CME group loses key legal battle in potentially costly lawsuit for trader

The plaintiffs allege that CME violated members’ rights when it moved its main electronic trading platform to Chicago’s western suburb of Aurora in 2012. One such benefit for members was lower trading fees. , but the Aurora system often resulted in a leveling of fees between members and non-members, and in some cases, charging lower fees to non-members, according to the lawsuit.

CME’s efforts to dismiss the lawsuit were unsuccessful, and now he has lost his offer to avoid class certification. Much of the legal discovery has taken place in the meantime, finally highlighting the resolution of this long-standing dispute.

The company nevertheless continues to take a hard line. “This case is without merit and CME Group will continue to vigorously defend itself against these allegations,” a spokeswoman said in an email.

At the heart of the dispute is what these longtime traders see as fundamental betrayal after paving the way for exchanges, originally owned by members, to go public and combine. In many other similar cases, like the New York Stock Exchange or Nymex, the exchanges bought out memberships when they migrated from member-owned platforms to publicly traded companies. CME kept memberships intact and promised members would continue to benefit, according to plaintiffs’ attorneys.
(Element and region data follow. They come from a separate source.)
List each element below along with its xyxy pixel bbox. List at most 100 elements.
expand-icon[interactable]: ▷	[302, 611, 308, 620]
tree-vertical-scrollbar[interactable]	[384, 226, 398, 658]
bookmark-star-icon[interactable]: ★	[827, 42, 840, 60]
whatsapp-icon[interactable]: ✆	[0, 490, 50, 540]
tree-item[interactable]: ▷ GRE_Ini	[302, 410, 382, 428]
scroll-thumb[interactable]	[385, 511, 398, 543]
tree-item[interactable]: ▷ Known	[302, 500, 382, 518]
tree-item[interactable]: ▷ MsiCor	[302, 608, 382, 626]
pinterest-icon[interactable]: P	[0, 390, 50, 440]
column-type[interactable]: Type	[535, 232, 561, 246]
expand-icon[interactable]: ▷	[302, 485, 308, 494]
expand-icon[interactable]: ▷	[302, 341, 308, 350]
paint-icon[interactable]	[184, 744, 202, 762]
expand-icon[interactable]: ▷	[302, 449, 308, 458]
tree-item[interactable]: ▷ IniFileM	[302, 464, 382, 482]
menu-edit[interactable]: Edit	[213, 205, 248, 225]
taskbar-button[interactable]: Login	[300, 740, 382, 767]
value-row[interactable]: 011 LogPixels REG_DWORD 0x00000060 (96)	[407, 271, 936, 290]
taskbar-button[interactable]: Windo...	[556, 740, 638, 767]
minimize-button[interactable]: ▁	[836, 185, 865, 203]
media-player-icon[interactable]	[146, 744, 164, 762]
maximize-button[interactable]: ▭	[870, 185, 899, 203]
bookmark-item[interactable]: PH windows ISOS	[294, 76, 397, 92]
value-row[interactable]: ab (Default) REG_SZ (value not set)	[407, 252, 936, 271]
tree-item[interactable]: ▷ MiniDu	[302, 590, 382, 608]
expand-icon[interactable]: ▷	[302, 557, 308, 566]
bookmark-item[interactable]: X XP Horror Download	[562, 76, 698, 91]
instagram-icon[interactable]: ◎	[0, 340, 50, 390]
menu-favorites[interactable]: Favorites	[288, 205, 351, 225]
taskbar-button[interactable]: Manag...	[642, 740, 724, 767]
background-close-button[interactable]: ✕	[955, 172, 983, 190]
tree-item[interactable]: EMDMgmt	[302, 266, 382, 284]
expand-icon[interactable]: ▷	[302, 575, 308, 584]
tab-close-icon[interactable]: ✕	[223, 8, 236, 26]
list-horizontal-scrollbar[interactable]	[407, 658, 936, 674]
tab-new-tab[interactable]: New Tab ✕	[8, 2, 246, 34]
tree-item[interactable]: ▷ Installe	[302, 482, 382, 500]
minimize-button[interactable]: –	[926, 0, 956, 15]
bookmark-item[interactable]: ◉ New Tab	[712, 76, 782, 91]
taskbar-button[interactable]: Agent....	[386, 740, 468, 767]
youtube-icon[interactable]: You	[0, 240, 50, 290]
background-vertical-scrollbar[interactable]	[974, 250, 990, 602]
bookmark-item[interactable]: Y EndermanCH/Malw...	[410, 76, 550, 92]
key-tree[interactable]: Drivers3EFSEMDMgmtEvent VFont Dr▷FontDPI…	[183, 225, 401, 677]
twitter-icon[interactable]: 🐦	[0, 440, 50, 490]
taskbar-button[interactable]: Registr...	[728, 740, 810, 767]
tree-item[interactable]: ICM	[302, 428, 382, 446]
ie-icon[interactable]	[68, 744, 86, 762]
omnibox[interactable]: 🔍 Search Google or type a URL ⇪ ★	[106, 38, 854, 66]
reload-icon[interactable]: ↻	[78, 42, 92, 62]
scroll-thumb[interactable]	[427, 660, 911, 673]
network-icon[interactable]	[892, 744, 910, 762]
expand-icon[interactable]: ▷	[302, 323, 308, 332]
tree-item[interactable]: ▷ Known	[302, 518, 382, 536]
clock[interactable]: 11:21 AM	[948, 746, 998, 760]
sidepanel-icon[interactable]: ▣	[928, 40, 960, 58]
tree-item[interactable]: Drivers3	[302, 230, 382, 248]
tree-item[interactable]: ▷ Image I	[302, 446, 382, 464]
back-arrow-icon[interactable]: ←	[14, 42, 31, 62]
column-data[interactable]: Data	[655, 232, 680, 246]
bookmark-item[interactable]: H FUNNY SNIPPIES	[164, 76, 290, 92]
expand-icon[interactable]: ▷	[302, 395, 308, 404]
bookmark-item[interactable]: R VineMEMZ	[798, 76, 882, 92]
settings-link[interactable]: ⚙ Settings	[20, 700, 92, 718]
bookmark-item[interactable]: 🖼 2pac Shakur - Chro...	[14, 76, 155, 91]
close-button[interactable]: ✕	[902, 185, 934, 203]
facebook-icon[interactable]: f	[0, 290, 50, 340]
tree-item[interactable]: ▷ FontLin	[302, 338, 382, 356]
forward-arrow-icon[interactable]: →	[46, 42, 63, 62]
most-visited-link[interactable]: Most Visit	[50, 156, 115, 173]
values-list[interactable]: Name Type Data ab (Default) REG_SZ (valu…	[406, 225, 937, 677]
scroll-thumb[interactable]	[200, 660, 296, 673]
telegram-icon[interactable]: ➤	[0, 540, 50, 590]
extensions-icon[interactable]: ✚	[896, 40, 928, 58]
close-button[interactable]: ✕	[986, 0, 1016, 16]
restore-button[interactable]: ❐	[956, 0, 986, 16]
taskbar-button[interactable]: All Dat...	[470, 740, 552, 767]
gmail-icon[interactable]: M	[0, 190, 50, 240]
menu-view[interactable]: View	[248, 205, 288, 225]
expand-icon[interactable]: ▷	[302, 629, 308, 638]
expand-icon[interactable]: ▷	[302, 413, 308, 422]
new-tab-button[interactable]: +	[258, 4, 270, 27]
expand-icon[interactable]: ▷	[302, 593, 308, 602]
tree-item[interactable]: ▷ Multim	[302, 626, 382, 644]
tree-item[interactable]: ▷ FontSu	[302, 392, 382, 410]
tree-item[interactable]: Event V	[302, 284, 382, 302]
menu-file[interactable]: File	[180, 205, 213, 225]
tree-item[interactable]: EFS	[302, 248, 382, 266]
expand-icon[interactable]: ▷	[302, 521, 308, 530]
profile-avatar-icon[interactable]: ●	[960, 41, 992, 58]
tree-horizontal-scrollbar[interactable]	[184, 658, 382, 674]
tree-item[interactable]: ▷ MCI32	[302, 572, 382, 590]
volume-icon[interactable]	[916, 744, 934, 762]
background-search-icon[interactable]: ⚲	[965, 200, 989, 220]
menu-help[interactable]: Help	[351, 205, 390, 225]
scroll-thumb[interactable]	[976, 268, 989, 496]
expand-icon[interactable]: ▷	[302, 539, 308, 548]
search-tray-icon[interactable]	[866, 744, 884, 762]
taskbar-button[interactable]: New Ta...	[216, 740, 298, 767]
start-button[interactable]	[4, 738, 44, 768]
The result was the opposite. A membership worth over $ 1 million in 2007 when CME acquired CBOT is now worth a few hundred thousand dollars, according to attorney Steve Morrissey, a partner at Susman Godfrey, who represents the plaintiffs. Meanwhile, CME shares have risen significantly.

With thousands of members affected, damages could reach hundreds of millions or more if a jury concludes that the decline in members’ value is due to what plaintiffs say is a violation of CME’s agreement with them.

CME’s annual net income from 2018 to 2020 averaged $ 2.1 billion, to put the consequences of such large potential damage into context.

Many of the plaintiffs are former traders from the days of the public outcry, when Chicago’s noisy raw material pits were regularly featured in documentaries about the city and its unique features. They are now in their sixties or sixties in many cases and considered that the nuggets and retirement assets of membership should be passed on to their heirs.

While the group’s certification is a critical step – and often in other class actions such a decision leads to settlement discussions – there is no indication that it will happen anytime soon. There are more discoveries to be made even though a good game has taken place.

Determining the damage, if CME is found responsible, is complicated. The judge in the case, Celia Gamrath, made it clear that different types of memberships (former Board of Trade members versus those of Merc, for example) would be entitled to different treatment if CME were found liable.

But, she wrote in the decree of December 3: “This court concludes that a class action is the most effective way to resolve this controversy. While there are different rights and privileges associated with different divisions and Series B shares, the creation of nine sub-categories to address these variations makes this case manageable and suitable as a class action lawsuit.

The case will also move to a different division within the Cook County system and a different judge, now that it is heading towards a potential trial. This judge will have to rule on a future motion for summary judgment by then.

A trial would not be likely until 2023 at the earliest.

For CME, however, the choice may well be to take a shot at a Cook County jury given all the time that has passed and the impairment suffered by aging members.